VTF is deployed as a virtual machine or in vhost mode, to deliver a high-performance software Data Plane on a host server.

Overview to Cisco VTF and VPP

Cisco VTF is a Cisco Soft switch that is built on the Cisco Vector Packet Processing (VPP) technology.

The VPP platform is an extensible framework that provides productive and quality switch or router functionality. It is the open source version of the Cisco VPP technology, which is a high performance, packet-processing stack that can run on commodity CPUs.

The benefits of VPP are its high performance, proven technology, modularity, flexibility, and rich feature set.

The VPP platform is built on a packet-processing graph. This modular approach allows anyone to plugin new graph nodes. This makes extensibility rather simple, and the plugins can be customized for specific purposes.

Figure 2. VPP Platform


The VPP platform grabs all available packets from RX rings to form a vector of packets. A packet-processing graph is applied, node by node (including plugins) to the entire packet vector. Graph nodes are small and modular, and loosely coupled which makes it easy to include new graph nodes and rewire existing graph nodes.

A plugin can introduce new graph nodes or rearrange the packet-processing graph. You can also build a plugin independent from the VPP source and consider it as an independent component. A plugin can be installed by adding it to a plugin directory.

VTF uses remote plugin that binds into VPP using VPFA (VPF agent). The VPFA interacts with VPP application using low-level API. The VPFA exposes netconf or yang based API for remote devices to program the VTF through the VPFA.

VPP + VHOSTUSER

Vhost is a solution that allows the user space process to share a number of virtqueues directly with a Kernel driver. The transport mechanism in this case is the ability of the kernel side to access the user space application memory, and a number of ioeventfds and irqfds to serve as the kick mechanism. A QEMU guest uses an emulated PCI device, as the control plane to handle the QEMU. Once a virtqueue has been set up, the QEMU guest uses the Vhost API to pass direct control of a virtqueue to a Kernel driver.

In this model, a vhost_net driver directly passes the guest network traffic to a TUN device directly from the Kernel side, improving performance significantly.

Figure 3. VTF Vhost


In the above implementation, the guest NFV application directly writes packets into the TX rings, which are shared through a common vhost socket as the RX ring on the VPP. The VPP grabs these packets from the RX ring buffer and forwards the packets using the vector graphs it maintains.

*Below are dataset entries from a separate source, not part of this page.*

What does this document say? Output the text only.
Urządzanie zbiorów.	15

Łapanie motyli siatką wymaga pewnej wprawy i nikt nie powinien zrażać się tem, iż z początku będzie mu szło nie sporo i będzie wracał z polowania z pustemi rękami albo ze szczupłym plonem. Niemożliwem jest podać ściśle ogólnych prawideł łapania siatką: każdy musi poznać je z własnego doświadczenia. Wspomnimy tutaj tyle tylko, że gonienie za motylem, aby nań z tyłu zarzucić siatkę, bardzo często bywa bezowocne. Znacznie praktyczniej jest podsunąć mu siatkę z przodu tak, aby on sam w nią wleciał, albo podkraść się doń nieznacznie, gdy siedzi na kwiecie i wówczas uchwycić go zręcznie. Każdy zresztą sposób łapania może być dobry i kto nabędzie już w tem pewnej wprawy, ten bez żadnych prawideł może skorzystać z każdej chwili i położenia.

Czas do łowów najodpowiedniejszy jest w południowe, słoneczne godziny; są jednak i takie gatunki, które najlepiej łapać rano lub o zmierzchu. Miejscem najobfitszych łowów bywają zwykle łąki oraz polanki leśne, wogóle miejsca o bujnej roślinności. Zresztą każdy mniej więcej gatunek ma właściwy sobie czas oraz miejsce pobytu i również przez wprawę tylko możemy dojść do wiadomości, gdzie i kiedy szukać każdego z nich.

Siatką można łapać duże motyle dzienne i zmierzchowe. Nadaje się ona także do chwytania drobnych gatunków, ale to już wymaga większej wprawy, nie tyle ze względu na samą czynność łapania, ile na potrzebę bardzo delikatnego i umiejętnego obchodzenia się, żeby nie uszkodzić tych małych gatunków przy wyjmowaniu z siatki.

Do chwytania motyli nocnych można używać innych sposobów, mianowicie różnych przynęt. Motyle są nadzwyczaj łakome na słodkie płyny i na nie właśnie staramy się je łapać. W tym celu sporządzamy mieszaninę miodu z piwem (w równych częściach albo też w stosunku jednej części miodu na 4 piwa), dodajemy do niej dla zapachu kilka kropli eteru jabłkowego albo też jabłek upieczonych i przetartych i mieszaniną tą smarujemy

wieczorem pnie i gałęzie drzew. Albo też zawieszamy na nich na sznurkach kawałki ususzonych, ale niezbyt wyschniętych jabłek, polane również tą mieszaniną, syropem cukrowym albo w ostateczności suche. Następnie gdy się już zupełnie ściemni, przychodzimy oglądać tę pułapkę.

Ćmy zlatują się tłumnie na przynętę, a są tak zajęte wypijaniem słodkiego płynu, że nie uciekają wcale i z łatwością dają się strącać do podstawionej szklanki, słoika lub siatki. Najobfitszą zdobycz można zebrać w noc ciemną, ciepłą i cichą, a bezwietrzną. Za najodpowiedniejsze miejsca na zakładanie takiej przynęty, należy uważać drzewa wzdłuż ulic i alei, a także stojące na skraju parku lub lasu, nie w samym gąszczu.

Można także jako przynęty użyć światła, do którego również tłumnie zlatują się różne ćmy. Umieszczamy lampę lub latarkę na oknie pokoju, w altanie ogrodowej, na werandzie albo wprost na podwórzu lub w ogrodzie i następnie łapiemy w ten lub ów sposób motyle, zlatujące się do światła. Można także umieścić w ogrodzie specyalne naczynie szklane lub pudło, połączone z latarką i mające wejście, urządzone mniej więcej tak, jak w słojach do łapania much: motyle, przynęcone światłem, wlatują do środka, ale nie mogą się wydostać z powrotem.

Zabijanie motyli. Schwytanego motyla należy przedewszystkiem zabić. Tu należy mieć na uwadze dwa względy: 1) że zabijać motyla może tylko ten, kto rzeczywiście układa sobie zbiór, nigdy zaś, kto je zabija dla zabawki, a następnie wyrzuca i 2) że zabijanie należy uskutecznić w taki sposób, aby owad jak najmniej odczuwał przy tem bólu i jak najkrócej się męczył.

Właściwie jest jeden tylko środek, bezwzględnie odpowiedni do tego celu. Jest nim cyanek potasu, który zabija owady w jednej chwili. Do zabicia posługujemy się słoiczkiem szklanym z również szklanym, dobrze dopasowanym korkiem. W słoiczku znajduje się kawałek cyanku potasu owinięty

Virtual Topology System High Availability

The Virtual Topology System solution is designed to support redundancy, with two solution instances running on separate hosts in an active-standby configuration.

During the initial setup, each instance is configured with an underlay IP address and a virtual IP address. Virtual Router Redundancy Protocol (VRRP) is used between the instances to determine the active instance.

The data from the active-instance is synchronized with the standby instance after each transaction to ensure consistency of the Control Plane information to accelerate failover after a failure. BGP peering is established from both VTS instances for the distribution of tenant-specific routes. During the switchover, you must perform a Nonstop Forwarding (NSF) and a graceful restart to ensure that services are not disrupted.